With a beautiful drill hole in front of us, and the heap of drill fines pristinely stacked up, in today's planning we are starting with the investigation of the drill hole and the drill fines before preparing for and eventually handing over sample to the instruments in the rover belly, CheMin and SAM. Today, the focus was on the drill fines as they are mobile, should the wind pick up.

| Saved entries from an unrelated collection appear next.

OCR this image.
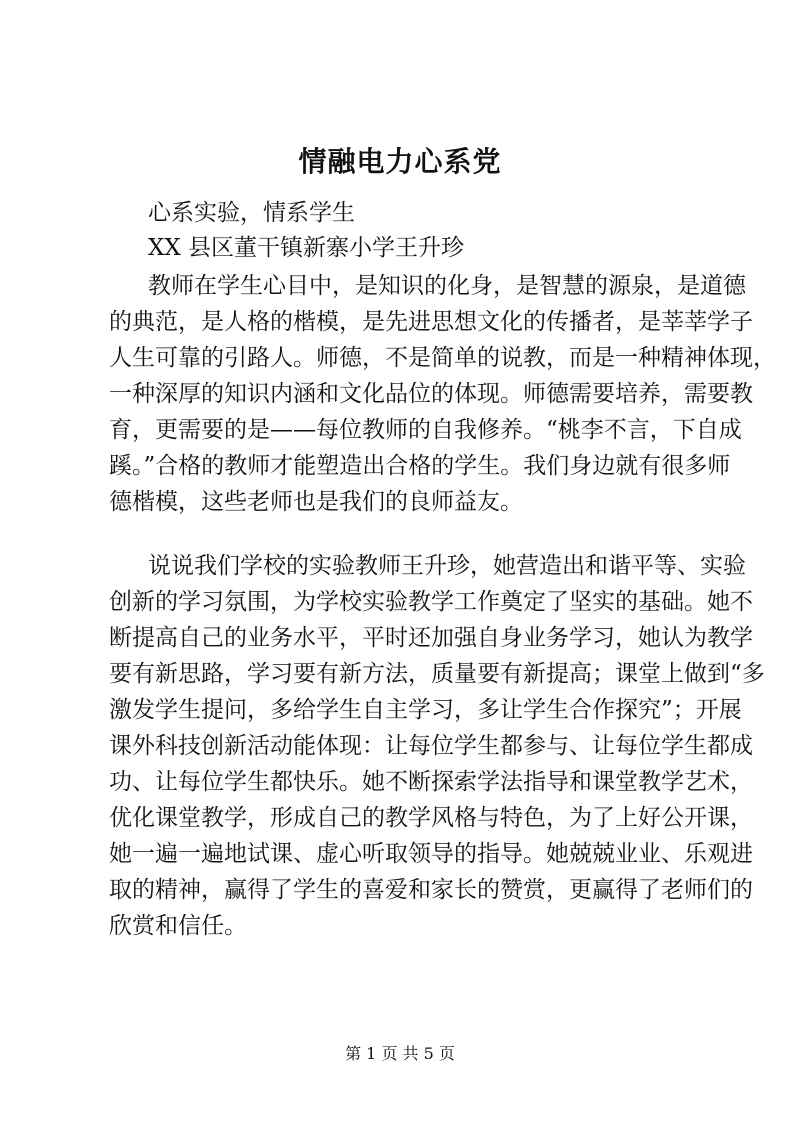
情融电力心系党

心系实验，情系学生

XX 县区董干镇新寨小学王升珍

教师在学生心目中，是知识的化身，是智慧的源泉，是道德

的典范，是人格的楷模，是先进思想文化的传播者，是莘莘学子

人生可靠的引路人。师德，不是简单的说教，而是一种精神体现，

一种深厚的知识内涵和文化品位的体现。师德需要培养，需要教

育，更需要的是——每位教师的自我修养。“桃李不言，下自成

蹊。”合格的教师才能塑造出合格的学生。我们身边就有很多师

德楷模，这些老师也是我们的良师益友。

说说我们学校的实验教师王升珍，她营造出和谐平等、实验

创新的学习氛围，为学校实验教学工作奠定了坚实的基础。她不

断提高自己的业务水平，平时还加强自身业务学习，她认为教学

要有新思路，学习要有新方法，质量要有新提高；课堂上做到“多

激发学生提问，多给学生自主学习，多让学生合作探究”；开展

课外科技创新活动能体现：让每位学生都参与、让每位学生都成

功、让每位学生都快乐。她不断探索学法指导和课堂教学艺术，

优化课堂教学，形成自己的教学风格与特色，为了上好公开课，

她一遍一遍地试课、虚心听取领导的指导。她兢兢业业、乐观进

取的精神，赢得了学生的喜爱和家长的赞赏，更赢得了老师们的

欣赏和信任。

第 1 页 共 5 页
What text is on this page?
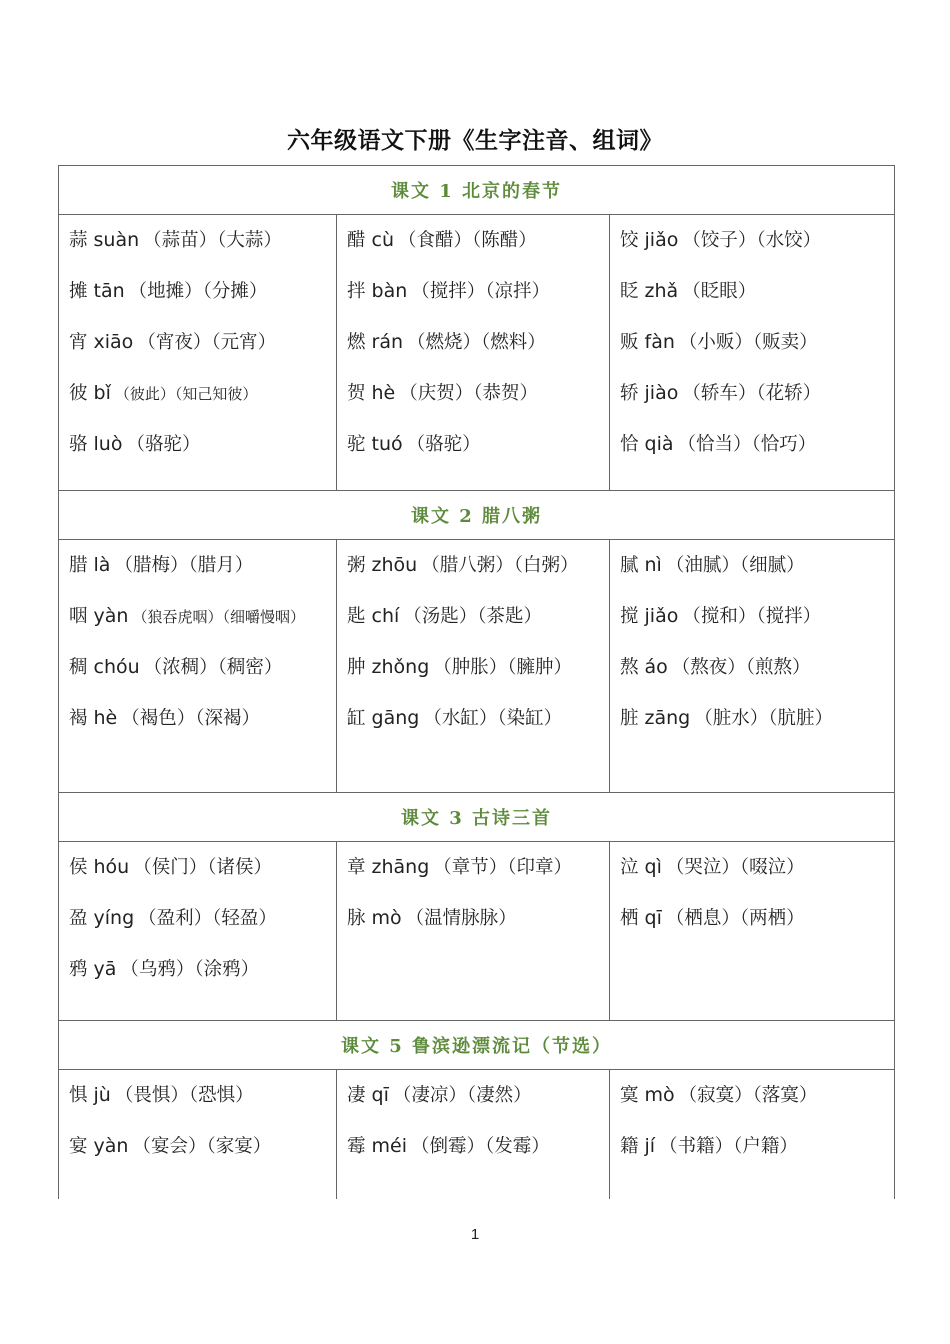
六年级语文下册《生字注音、组词》
课文 1 北京的春节
蒜 suàn （蒜苗）（大蒜）
摊 tān （地摊）（分摊）
宵 xiāo （宵夜）（元宵）
彼 bǐ （彼此）（知己知彼）
骆 luò （骆驼）
醋 cù （食醋）（陈醋）
拌 bàn （搅拌）（凉拌）
燃 rán （燃烧）（燃料）
贺 hè （庆贺）（恭贺）
驼 tuó （骆驼）
饺 jiǎo （饺子）（水饺）
眨 zhǎ （眨眼）
贩 fàn （小贩）（贩卖）
轿 jiào （轿车）（花轿）
恰 qià （恰当）（恰巧）
课文 2 腊八粥
腊 là （腊梅）（腊月）
咽 yàn （狼吞虎咽）（细嚼慢咽）
稠 chóu （浓稠）（稠密）
褐 hè （褐色）（深褐）
粥 zhōu （腊八粥）（白粥）
匙 chí （汤匙）（茶匙）
肿 zhǒng （肿胀）（臃肿）
缸 gāng （水缸）（染缸）
腻 nì （油腻）（细腻）
搅 jiǎo （搅和）（搅拌）
熬 áo （熬夜）（煎熬）
脏 zāng （脏水）（肮脏）
课文 3 古诗三首
侯 hóu （侯门）（诸侯）
盈 yíng （盈利）（轻盈）
鸦 yā （乌鸦）（涂鸦）
章 zhāng （章节）（印章）
脉 mò （温情脉脉）
泣 qì （哭泣）（啜泣）
栖 qī （栖息）（两栖）
课文 5 鲁滨逊漂流记（节选）
惧 jù （畏惧）（恐惧）
宴 yàn （宴会）（家宴）
凄 qī （凄凉）（凄然）
霉 méi （倒霉）（发霉）
寞 mò （寂寞）（落寞）
籍 jí （书籍）（户籍）
1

In today's plan we have the ChemCam RMI imaging of the drill hole, whereby ChemCam takes 13 images sequentially to get the depth of the drill hole in focus along its length. ChemCam also has a LIBS observation on target "Dress Island."

Mastcam is focusing on all the potentially mobile elements in the scenery: change detection imagery on an area where we have left wheel track marks and investigating the drill fines with a multispectral observation. There is another change detection observation right next to the block that Curiosity drilled to see if that drilling had caused any changes in the fines around this block. In addition, Mastcam is looking at target "Normandia" to investigate the sedimentary structures in this area.

Since this is a one-sol plan, tomorrow's team will pick up the next set of observations, working the way from the mobile materials to the rocks, and also to the preparations for sample handover to and the observations with CheMin and SAM, while tosol’s team will get to listen and contribute to the science team meeting. Meanwhile, this blogger will toast to drill hole #36 tonight!